I have a question regarding the full deduction with functions using C++11 standard. Basically I am ought to make a function that takes a single parameter that should look like a matrix (basically any container) whose elements can again be any container but having in mind that elements of every row do not necessarily need to be the same size. For an example the parameter could be vector of deques, classic C-like matrix, vector of vectors, deques of vectors and so on, you get the point. Having said that. Function itself needs to dynamically alocate (using fragmented and not continual allocation) memory for 2d matrix with same structure and type of elements and then copy all the elements from given matrix into it, and finally return a double pointer which you can use to access the elements of matrix. Having that said, I do not actually know how to use full deduction so that the function actually knows which type is the double pointer that it must return. First thing that crosses my mind is to use something like this:

template <typename MatrixType>
auto CreateMatrix (MatrixType M) -> decltype ... 

Logic behind it is that full deduction would find out what type of double pointer must be returned, but the three dots (...) is where im halted, i dont actually know what to write there.

Ofcourse I could probably do something like this:

template <typename MatrixType>
MatrixType** CreateMatrix (MatrixType M) 

But it doesn't use deduction because call like this:

std::vector<std::deque<double>> a = {...};
auto x = CreateMatrix(a);

wouldn't work without using <double> with the call of the function, so it is not a full "problem solved" it is just a cheap trick.

Memory allocation shouldn't be hard, I think It would be pretty easy to do, but currently I'm stuck here and do not know what to do.

I am grateful for every help!

Answer 1

I am still not sure if I understood what you want to do. I will concentrate on the actual question: How to infer the value type from a 2D container when the container can be made of standard containers or C arrays?

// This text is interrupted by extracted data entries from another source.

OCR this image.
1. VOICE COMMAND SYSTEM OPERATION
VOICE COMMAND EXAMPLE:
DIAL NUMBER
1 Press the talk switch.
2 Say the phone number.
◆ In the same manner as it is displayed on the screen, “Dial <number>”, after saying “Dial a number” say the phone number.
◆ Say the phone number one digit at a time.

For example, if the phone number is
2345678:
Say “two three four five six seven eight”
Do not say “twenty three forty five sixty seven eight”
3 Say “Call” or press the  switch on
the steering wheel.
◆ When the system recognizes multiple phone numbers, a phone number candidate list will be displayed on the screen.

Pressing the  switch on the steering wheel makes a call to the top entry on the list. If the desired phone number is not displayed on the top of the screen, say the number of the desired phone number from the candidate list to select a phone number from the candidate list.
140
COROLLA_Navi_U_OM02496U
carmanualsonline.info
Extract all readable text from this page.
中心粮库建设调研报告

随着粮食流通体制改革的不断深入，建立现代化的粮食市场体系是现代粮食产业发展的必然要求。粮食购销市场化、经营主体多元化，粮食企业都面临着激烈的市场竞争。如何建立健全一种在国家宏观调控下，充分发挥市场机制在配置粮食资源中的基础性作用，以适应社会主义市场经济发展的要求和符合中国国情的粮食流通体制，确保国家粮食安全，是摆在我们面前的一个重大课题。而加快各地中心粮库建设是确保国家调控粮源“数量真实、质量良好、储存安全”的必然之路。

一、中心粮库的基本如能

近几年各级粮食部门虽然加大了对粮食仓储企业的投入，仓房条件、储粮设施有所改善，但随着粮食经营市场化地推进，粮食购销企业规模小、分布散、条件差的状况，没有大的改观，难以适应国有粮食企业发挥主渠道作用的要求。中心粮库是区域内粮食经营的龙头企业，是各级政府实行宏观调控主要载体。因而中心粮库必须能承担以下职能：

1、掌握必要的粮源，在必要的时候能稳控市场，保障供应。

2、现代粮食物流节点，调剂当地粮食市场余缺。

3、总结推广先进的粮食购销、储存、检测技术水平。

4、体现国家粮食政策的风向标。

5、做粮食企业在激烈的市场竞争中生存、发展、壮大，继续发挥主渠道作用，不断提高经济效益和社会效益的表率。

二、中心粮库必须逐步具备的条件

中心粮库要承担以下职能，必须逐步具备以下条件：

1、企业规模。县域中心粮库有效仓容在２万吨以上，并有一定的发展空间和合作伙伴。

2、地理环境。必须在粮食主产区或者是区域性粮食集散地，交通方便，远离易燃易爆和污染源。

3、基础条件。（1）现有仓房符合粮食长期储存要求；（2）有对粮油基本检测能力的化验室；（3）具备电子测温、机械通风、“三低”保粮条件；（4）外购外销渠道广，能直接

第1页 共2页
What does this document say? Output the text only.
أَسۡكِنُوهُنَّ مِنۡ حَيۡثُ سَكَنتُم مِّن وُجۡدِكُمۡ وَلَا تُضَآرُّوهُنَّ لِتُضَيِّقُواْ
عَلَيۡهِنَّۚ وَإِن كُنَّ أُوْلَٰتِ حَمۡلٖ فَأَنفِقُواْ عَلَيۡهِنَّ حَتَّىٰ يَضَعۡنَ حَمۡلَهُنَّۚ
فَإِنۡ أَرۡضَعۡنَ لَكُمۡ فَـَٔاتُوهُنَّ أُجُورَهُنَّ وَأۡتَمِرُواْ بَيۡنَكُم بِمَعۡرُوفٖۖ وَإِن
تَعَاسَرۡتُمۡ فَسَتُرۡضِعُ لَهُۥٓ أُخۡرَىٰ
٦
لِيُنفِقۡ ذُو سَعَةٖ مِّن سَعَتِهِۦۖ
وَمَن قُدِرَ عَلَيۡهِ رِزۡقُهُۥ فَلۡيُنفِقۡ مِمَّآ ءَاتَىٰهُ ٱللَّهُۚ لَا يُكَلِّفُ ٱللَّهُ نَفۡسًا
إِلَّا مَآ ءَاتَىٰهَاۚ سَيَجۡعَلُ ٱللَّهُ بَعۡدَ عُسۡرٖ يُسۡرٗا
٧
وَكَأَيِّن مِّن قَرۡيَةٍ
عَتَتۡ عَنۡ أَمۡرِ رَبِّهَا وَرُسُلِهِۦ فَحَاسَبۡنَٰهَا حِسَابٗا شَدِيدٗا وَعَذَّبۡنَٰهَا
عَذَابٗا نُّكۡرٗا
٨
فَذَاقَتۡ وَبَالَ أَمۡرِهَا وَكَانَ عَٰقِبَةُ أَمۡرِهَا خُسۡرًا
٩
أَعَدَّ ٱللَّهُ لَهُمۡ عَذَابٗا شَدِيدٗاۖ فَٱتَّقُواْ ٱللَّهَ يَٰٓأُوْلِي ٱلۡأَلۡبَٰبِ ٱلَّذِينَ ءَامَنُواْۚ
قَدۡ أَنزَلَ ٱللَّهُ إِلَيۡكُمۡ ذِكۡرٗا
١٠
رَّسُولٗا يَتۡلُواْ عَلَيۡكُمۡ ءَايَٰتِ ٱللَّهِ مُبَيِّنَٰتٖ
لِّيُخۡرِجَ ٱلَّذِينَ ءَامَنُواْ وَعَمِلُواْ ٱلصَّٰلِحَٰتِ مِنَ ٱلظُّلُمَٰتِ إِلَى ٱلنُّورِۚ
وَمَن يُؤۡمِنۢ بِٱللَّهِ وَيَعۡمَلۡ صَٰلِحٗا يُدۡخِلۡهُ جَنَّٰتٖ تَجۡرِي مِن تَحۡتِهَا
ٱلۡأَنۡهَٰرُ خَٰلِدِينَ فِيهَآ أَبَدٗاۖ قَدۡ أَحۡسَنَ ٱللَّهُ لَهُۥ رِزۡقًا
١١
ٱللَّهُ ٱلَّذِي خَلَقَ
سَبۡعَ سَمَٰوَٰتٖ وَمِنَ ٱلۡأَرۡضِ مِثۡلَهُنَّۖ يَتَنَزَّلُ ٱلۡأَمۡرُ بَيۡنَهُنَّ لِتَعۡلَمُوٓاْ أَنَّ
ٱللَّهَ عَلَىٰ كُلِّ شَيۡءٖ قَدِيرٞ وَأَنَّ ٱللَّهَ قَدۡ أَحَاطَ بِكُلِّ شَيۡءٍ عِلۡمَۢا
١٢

You can use a type trait. Standard containers have a value_type member alias. When an 2d array is passed as pointer T** then the value type is T . When an array T[M][N] is passed by reference then the value type is T :

template <typename T>
struct value_type { using type = typename T::value_type; };

template <typename T>
struct value_type< T*> { using type = T; };

template <typename T,size_t N>
struct value_type< T[N] > { using type = T;};

template <typename T>
struct value_type2d {
    using type = typename value_type<typename value_type<T>::type>::type;
};

As an example I used a function that simple returns the first element:

template <typename Matrix>
typename value_type2d<Matrix>::type foo(const Matrix& m) {
    return m[0][0];
}



int main() {
    std::vector<std::vector<double>> x{{42,1},{2,3}};
    std::cout << foo(x) << "\n";
    std::vector<std::deque<double>> y{{42,1},{2,3}};
    std::cout << foo(x) << "\n";
    int z[2][2] = {{42,1},{2,3}};
    std::cout << foo(z) << "\n";
    std::vector<std::string> w[2] = {{"42","1"},{"2","3"}};
    std::cout << foo(x) << "\n";
}

Live Demo

PS: Yes decltype( M[0][0] ) is a simpler way to get the value type. Though for example std::map::operator[] is not const and you should not pass a non const referene when the function does not modify the parameter. And you certainly do not want to copy the whole matrix just to pass it to the function.